As for where Google fits with those three key rivals, Schmidt says the search company has “tried very hard to partner with Facebook” and that the social network has “done a number of things which I admire.” He’s particularly keen on how Facebook handles user-identity, with the imminent +1 for websites launch described as “not directly” chasing the social network but obviously an attempt to build Google’s social strategy. Nonetheless, Schmidt says he takes the blame for Google’s slow reaction to online identity, saying he recently dug out a four year old memo saying the company must address the issue but that “I failed to do it.” “A CEO should take responsibility” he admits, “I screwed up.”
“I’m not sure what to say about Microsoft and Nokia” Schmidt demurred, questioned about the two companies’ partnership on Windows Phone, expected to lead to the first Nokia WP7.1 device in Q4 this year. “We would have loved and we would still love to have Nokia be an Android licensee.” As Schmidt sees it, one of the main challenges facing Windows Phone and platforms other than Android and iOS is developer investment: “many people do not have a third choice” to build apps beyond the Apple and Google platforms, since simply catering for those two is a considerable amount of work.

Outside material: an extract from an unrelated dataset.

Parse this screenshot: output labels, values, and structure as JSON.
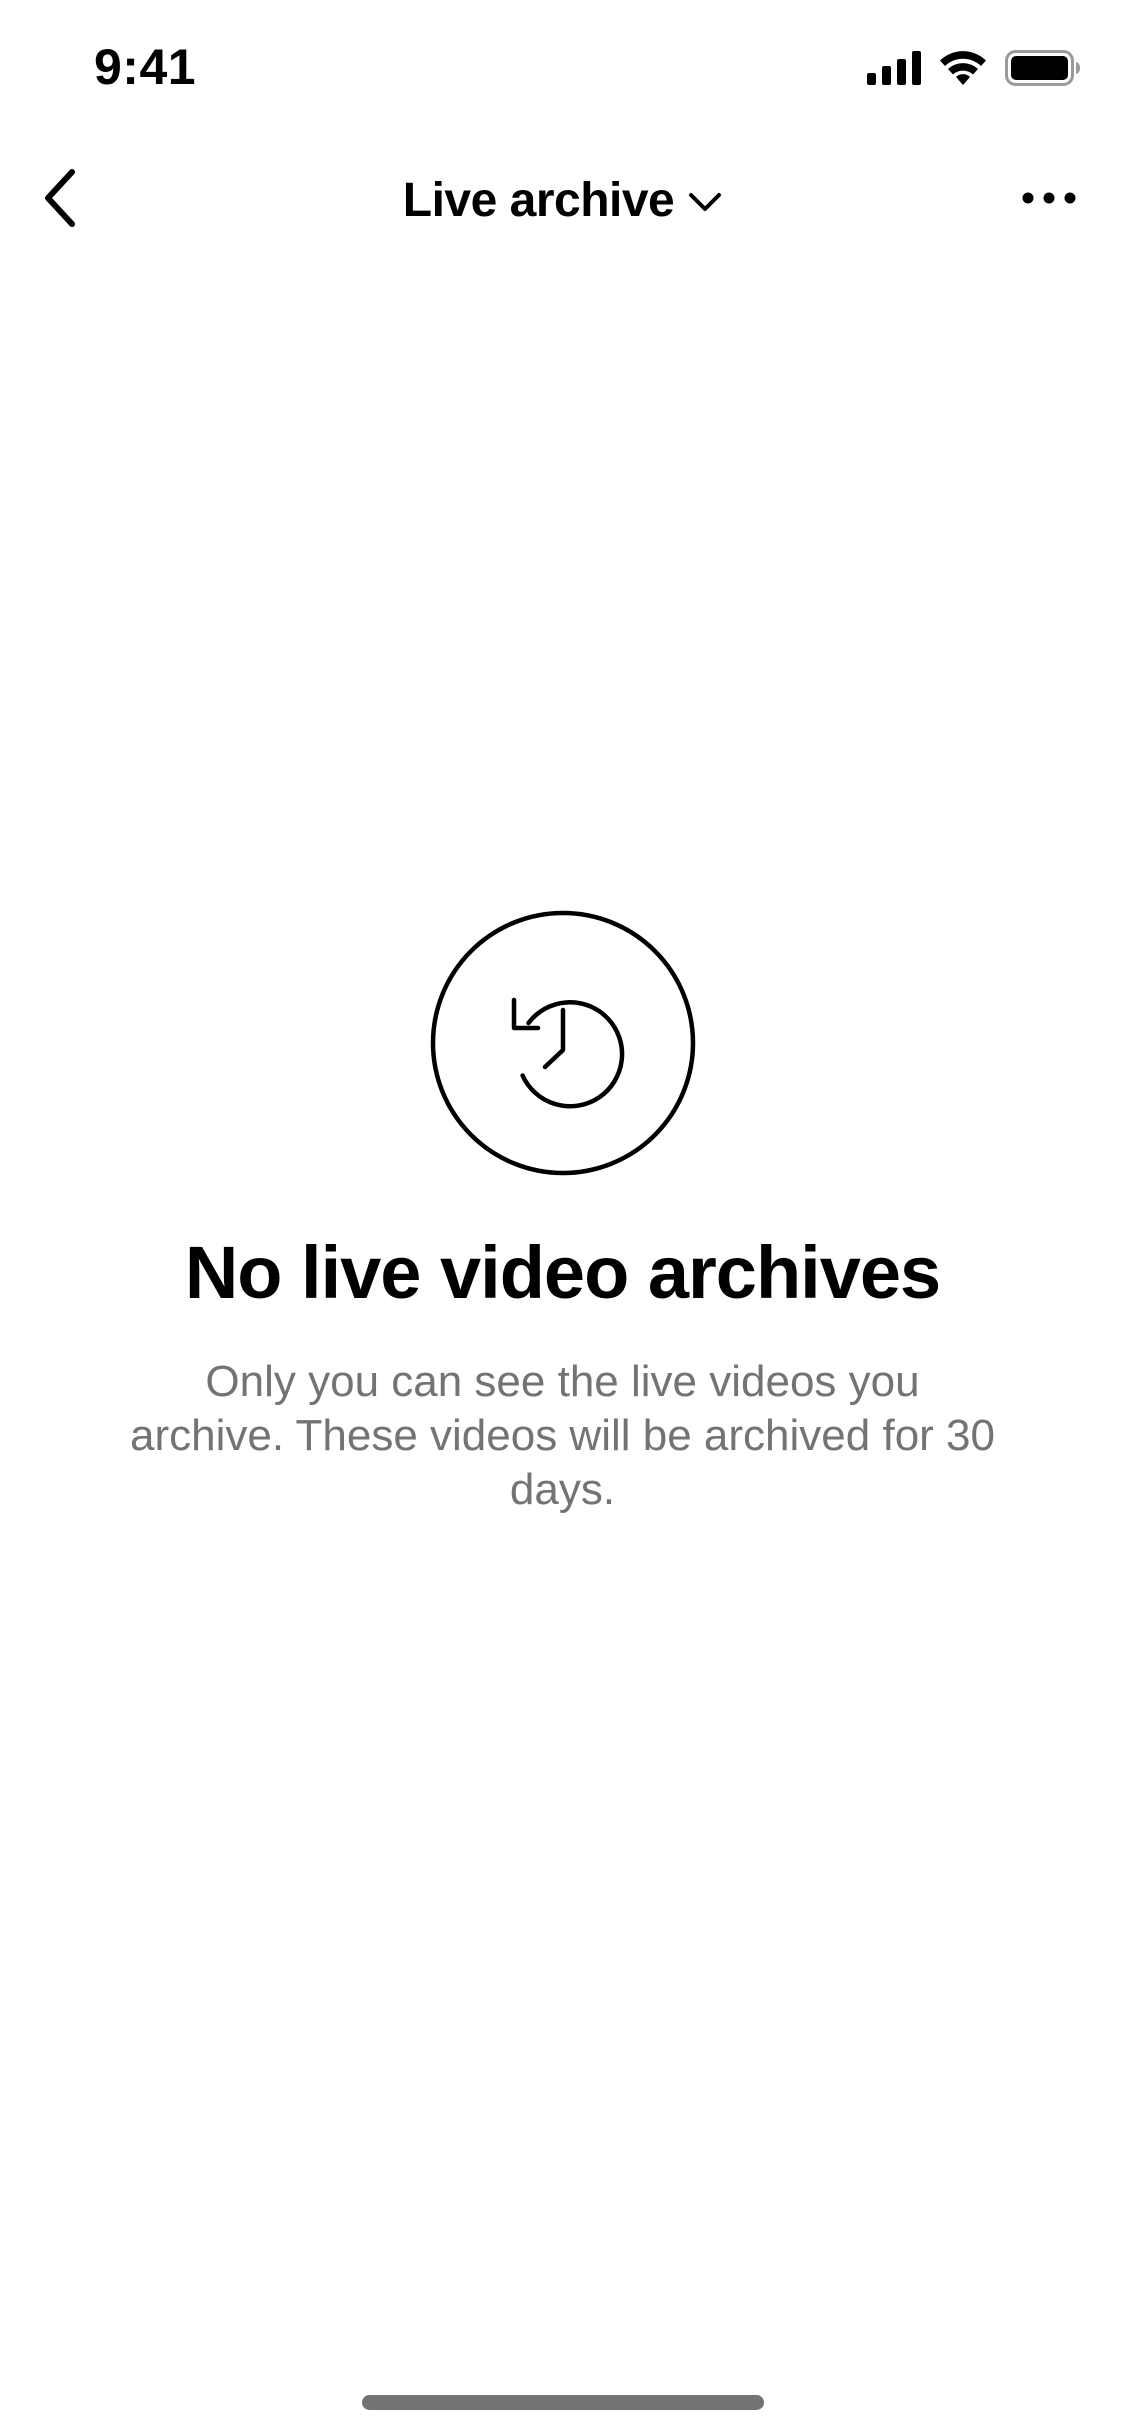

Meanwhile, a demo of Google Wallet revealed that, while it will initially demand an Android phone, Schmidt envisages it spreading to other platforms in the future. “Within a few years almost all of us will be using this mechanism” he claims, pointing to the fact that the necessary chip could be embedded in a sticker slapped on the back of any handset.
Questioned on Android and Chrome OS, Schmidt again said that the former is for touch devices and the latter is for keyboard devices like the upcoming Chromebooks. “There’s a possible merge point in the future” he admits, but right now they’re different devices. Similarly, while developers may be considering dropping specific iOS and Android app programs and instead looking to generic HTML5 apps, Schmidt thinks that would be premature: something many years away from now.
Finally, the Google chairman made a few comments about security, pointing out that Chromebooks would be more internet-protected thanks to the features in the Chrome browser. “You could also use a Mac instead of a PC” to be more virus-resilient, he quipped.